Probleme

Unbeantwortete Fragen

Ein Todesfall stellt das bisherige Leben auf den Kopf. Nach der Bestattung wartet eine ungewisse Zukunft auf die Trauernden. Fragen nach dem Sinn des Lebens beherrschen den Alltag ebenso, wie die unbeantwortete Frage, wo sich die Verstorbenen befinden könnten. Es ist schwer, den Tod mit allen seinen Folgen zu begreifen. Und während die Gesellschaft von Trauernden erwartet, dass diese sich möglichst zügig wieder in einen „normalen“ Alltag eingliedern, können die Tage für die Trauernden und ihre brennenden Fragen schmerzhaft werden.

Isolation

Dieser Zustand – in dem die Gesellschaft von Trauernden eine schnelle Wiedereingliederung verlangt, zu der diese häufig nicht fähig sind – kann gefährlich werden, wenn Trauernde keine Gemeinschaft finden, in der sie mit ihren Fragen willkommen sind. Zunehmende Ausgrenzung und Fremdheitsgefühle können Trauernde dabei immer stärker in die Isolation drängen. Diese Situation kann auch eine physische Gefahr darstellen. Sowohl (lebensbedrohliche) körperliche, als auch psychische Krankheiten (Suizidneigung, Depressionen) als Folge sind möglich. Trauernde sind auf der Suche nach einer unbekannten Welt und könnten mit ihren Fragen gute Lehrmeister*innen einer – in erster Linie – vernunftgeprägten Gesellschaft werden. Dazu allerdings müssten wir den Trauernden zuhören und sie in unsere Gemeinschaft einbinden, anstatt sie medikamentös ruhig zu stellen um die Diskrepanz zwischen unserem und ihrem Alltag zu vermeiden.

Sehnsucht

Trauernde wissen, dass es ganz leicht ist, „an gebrochenem Herzen“ zu sterben. Die Sehnsucht nach einem geliebten Menschen übt einen derart starken Sog aus, der tatsächlich körperliche Schmerzen bereiten kann. Sämtliche chronische, lebensbedrohliche oder psychische Erkrankungen sind möglich. Wer sich in unserer Welt zunehmend fremd fühlt (siehe Isolation), neigt dazu eine mögliche Dimension Verstorbener zu ästhetisieren und die Sehnsucht die Überhand gewinnen lassen. Es braucht Zeit und Geduld, damit diese Sehnsucht heilen kann. Betrachten wir die Sache aus einem anderen Blickwinkel, so erkennen wir, dass jeder Tag in unserem Leben uns dem geliebten und vermissten Menschen einen Schritt näher bringt. Dieser Gedanke kann tröstlich sein, wenn die Sehnsucht quält.
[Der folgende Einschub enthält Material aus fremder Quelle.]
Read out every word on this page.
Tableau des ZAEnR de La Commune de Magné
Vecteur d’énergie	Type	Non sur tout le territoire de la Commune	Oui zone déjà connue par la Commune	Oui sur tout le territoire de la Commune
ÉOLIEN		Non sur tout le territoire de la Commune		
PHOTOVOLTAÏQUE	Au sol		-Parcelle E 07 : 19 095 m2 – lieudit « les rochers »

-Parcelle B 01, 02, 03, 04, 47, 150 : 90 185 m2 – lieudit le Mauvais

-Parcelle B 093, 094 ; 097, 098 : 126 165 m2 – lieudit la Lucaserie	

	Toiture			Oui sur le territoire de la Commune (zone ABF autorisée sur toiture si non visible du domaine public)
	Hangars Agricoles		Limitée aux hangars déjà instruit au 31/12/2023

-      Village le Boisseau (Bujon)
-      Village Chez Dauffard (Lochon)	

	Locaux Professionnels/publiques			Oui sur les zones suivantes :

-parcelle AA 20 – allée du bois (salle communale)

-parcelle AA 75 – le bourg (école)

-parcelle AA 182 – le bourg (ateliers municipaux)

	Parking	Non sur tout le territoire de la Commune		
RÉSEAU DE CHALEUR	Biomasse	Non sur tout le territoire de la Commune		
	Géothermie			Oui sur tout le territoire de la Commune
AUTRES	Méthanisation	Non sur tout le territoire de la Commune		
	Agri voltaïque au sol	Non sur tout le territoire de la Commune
Entstehung von Krankheiten

Unsere Vorfahren wussten, dass ein Todesfall mit allen aufgeworfenen Fragen und der daraus resultierenden zunehmenden Isolation sowie der mit der Trauer einhergehenden Sehnsucht nach einer anderen Welt gefährlich werden kann. Eine Fülle an Traditionen ist genau aus diesem Grund entstanden, um weitere Katastrophen verhindern zu können. Um Trauenden mit ihren Sehnsüchten und daraus resultierendem labilen Gesundheitszustand einen Halt zu bieten, wurden Trauernde beispielsweise in der Vergangenheit in die Gemeinschaft eingebunden und versorgt.

Die klinische Schulmedizin berücksichtigt diese Zusammenhänge als Faktor bei der Entstehung von körperlichen Krankheiten nur höchst unzureichend. Die Frage, ob Erkrankte selbst einen Zusammenhang zwischen der Krankheit und Geschehnissen in ihrem Leben sehen können, ist von großer Bedeutung. Trauerfälle und schwere Enttäuschungen in der Vergangenheit müssen bei der Behandlung von Krankheiten berücksichtigt werden, da diese Ereignisse mit Resignation und Verlust des eigenen Lebenssinns einher gehen können. Der Gedanke, dass mit dem Verlust der Hoffnung das unbeirrbare JA zum Leben abhanden kommt und erst dadurch die Krankheit entsteht, ist unpopulär und unbeliebt, denn in diesem Falle wäre man selbst mit verantwortlich. Doch eine Heilung ist davon abhängig, ob eine neue Entscheidung FÜR das Leben möglich ist – ob neue Hoffnung aufkeimen kann.

Ein*e Sterbeamme*Sterbegefährte wird in diesem Moment zu einer*einem Lebensamme*Lebensbegleiter, die*der – auch im Fall von lebensbedrohlichen – Krankheiten den Weg in ein neues Leben begleiten kann – ohne die Möglichkeit des Abschieds auszugrenzen.